Müttefik bombalamaları Alman savaş çabalarını baltalamaya başladıktan sonra, Luftwaffe komutanları çok motorlu ağır bombardıman uçakları geliştirmedeki başarısızlıklarının büyük bir hata olduğunu anladılar. Yetkililer nihayet ilgili siparişleri oluşturduğunda, Alman uçak üreticilerinin çoğu bu fırsatı değerlendirdi. Bunların arasında Horten kardeşler (yukarıda belirtildiği gibi) ve bombardıman uçakları inşa etme konusunda zaten deneyime sahip olan Junker'lar vardı. Şirket mühendisi Hans Focke, II. Dünya Savaşı'nın belki de en gelişmiş Alman uçağı olan Ju-287'nin tasarımına öncülük etti.

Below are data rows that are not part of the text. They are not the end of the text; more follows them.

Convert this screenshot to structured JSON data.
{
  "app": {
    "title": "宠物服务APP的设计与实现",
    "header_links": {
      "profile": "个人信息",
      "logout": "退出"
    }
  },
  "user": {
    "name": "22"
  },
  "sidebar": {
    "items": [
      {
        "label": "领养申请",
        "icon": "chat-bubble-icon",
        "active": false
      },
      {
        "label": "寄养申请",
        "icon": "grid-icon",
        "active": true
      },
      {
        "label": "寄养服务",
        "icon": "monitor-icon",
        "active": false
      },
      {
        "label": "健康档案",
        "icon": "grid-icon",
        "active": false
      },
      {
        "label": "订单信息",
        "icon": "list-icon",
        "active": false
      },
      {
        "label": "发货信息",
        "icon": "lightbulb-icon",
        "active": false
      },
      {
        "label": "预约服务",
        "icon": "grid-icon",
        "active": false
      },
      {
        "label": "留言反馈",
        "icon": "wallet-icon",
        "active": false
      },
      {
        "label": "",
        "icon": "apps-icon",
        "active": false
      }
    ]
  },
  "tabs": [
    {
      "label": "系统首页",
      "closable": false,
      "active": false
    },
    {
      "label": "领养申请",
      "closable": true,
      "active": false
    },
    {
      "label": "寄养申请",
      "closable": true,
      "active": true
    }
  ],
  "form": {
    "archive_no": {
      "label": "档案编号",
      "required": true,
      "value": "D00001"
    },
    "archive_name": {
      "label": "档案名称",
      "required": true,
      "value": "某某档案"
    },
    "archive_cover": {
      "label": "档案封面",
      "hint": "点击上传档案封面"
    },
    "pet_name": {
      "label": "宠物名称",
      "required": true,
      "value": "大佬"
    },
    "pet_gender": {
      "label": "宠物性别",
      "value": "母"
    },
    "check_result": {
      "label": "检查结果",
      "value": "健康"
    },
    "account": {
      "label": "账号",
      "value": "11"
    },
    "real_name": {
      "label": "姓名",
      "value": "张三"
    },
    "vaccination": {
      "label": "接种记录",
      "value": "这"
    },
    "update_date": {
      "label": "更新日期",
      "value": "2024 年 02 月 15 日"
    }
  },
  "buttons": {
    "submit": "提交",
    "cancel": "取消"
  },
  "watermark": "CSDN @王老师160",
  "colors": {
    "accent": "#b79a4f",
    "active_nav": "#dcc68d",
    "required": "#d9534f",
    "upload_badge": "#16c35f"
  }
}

1930'larda tasarımcılar, düz kanatlı bir uçağın belirli bir üst hız sınırına sahip olduğu sonucuna vardı, ancak o zaman önemli değildi, çünkü turboprop motorlar zaten bu göstergelere yaklaşamadı. Ancak jet teknolojilerinin gelişmesiyle birlikte her şey değişti. Alman uzmanlar, Me-262 gibi erken jet uçaklarında düz kanat tasarımının doğasında var olan hava sıkıştırma etkilerini önleyen süpürme kanatlar kullandılar. Focke bunu bir adım daha ileri götürdü ve herhangi bir hava savunmasını yenebileceğine inandığı ters kanatlı bir uçağı serbest bırakmayı önerdi. yeni tip Kanatın bir takım avantajları vardı: yüksek hızlarda ve yüksek hücum açılarında manevra kabiliyetini artırdı, stall özelliklerini iyileştirdi ve gövdeyi silahlardan ve motorlardan kurtardı.

İlk olarak, Focke'nin icadı özel bir stand kullanarak aerodinamik testlerden geçti; yakalanan müttefik bombardıman uçakları da dahil olmak üzere diğer uçakların birçok parçası modeli yapmak için alındı. Ju-287, test uçuşları sırasında mükemmel olduğunu kanıtladı ve beyan edilen tüm operasyonel özelliklere uygunluğu doğruladı. Ne yazık ki Focke için jet bombardıman uçaklarına olan ilgi hızla azaldı ve projesi Mart 1945'e kadar rafa kaldırıldı. O zamana kadar, umutsuz Luftwaffe komutanları Müttefik kuvvetlere zarar vermek için herhangi bir yeni fikir arıyorlardı - Ju-287'nin üretimi rekor bir sürede başlatıldı, ancak iki ay sonra sadece birkaç prototipin inşasından sonra savaş sona erdi. Amerikan ve Rus havacılık mühendisleri sayesinde, ters süpürülmüş kanadın popülaritesinin yeniden canlanmaya başlaması 40 yıl daha aldı.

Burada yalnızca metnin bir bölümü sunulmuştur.